La dimensión espiritual

 

No solo de pan vive el hombre.

Son palabras que resultan especialmente ciertas para las víctimas de la violencia en Colombia. Costó trabajo y mucho tiempo que el país lo entendiera así, pero precisamente esa dificultad en comprenderlo hace más valiosa su aceptación y más vigoroso su contenido cuando se trata de adelantar la  tarea de reconstrucción nacional que estamos  en mora de comenzar en serio.

Ya no es posible desconocer la magnitud del tema frente a unas víctimas que se  cuentan  por millones, cada día más conscientes de sus derechos y de la necesidad de tener una presencia activa para defenderlos.

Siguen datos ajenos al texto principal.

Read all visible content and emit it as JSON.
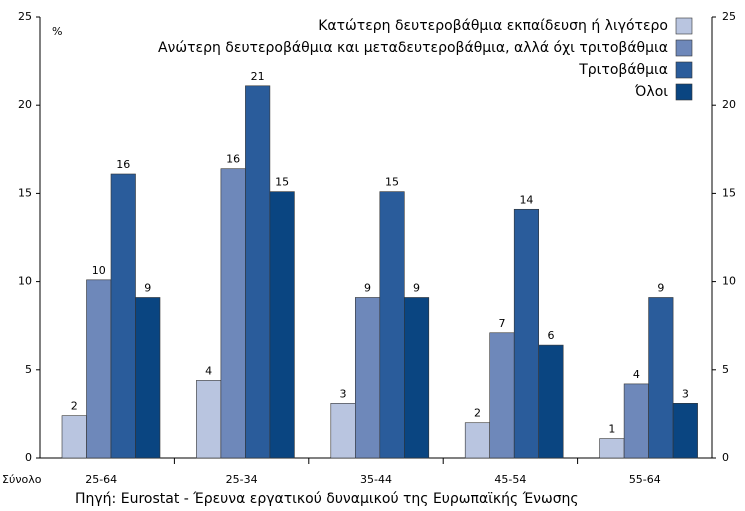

El reconocimiento llegó por etapas. Primero se                                      admitió que había unas víctimas directas, además de los  muertos, heridos, desplazados y despojados. Después,  las estadísticas crecieron a medida que el país las fue reconociendo como tales. Enseguida vinieron los intentos de politizar la situación, usándolas como la materia prima para explotar en busca de resultados electorales. Finalmente,     las distintas categorías de víctimas adquirieron conciencia de su importancia. La sociedad empezó a hablar de verdad, justicia y reparación.

Por fortuna se evitó lo que habría podido convertirse en un  catastrófico conflicto interno del país, gracias a que las víctimas rechazaron las tentaciones de politizarse y se negaron a permitir que su tragedia fuera aprovechada para envenenar el ambiente.

La intensidad de su dolor las unificó, pues pronto comprobaron, independientemente de quienes fueran los victimarios, que la tragedia personal de cada una era la misma, que, por ejemplo, el dolor de las madres que perdieron a sus hijos era igual, viniera de donde viniese la bala que los sacrificó. Es preciso seguir atentos para evitar que los aprovechadores tuerzan los espíritus pero, en términos generales, el mayor riesgo ya pasó.

Con el dolor personal como aglutinante entramos a una fase nueva. El país reconoció las dimensiones de este drama colectivo y volvió hacia las víctimas los reflectores mediáticos que estuvieron durante tanto tiempo enfocados en los victimarios. La Ley de Víctimas marcó un hito en la historia nacional. Se irá perfeccionando a medida que la experiencia enseñe nuevas lecciones, pero sienta como precedente básico el reconocimiento de la dignidad humana de la víctima y su  derecho a alcanzar la condición de sobreviviente, sin estancarse en una victimización que la mantenga girando alrededor de su tragedia individual.

Ya es hora, pues, de mirar más allá y, sobre todo, de mirar hacia arriba. Estamos listos para dar un paso más.

Las víctimas colombianas ostentan una característica admirable: no odian. Están dispuestas a perdonar con amplitud y generosidad y esa es la base para la reconciliación y el punto de partida para la siguiente fase.        El hombre no es solo materia. Es, más que nada, espíritu. Y no habrá sanación completa si no sanan los espíritus. 

La atención a las víctimas debe incluir, cuanto antes, ese componente sicoespiritual de su recuperación. Cuando las víctimas donan su dolor, este se sublima y se transforma en corriente espiritual de sanación colectiva. Como el oro en el crisol, el dolor extremo purificado en sus creencias más profundas, transforma a las víctimas en ángeles guardianes de la sociedad, que se dedican a evitar que la tragedia que vivieron se repita en otros. El dolor entregado en el terreno espiritual libera el peso en el alma del que sufre y se transforma en amor y compasión que sana al individuo y a la sociedad.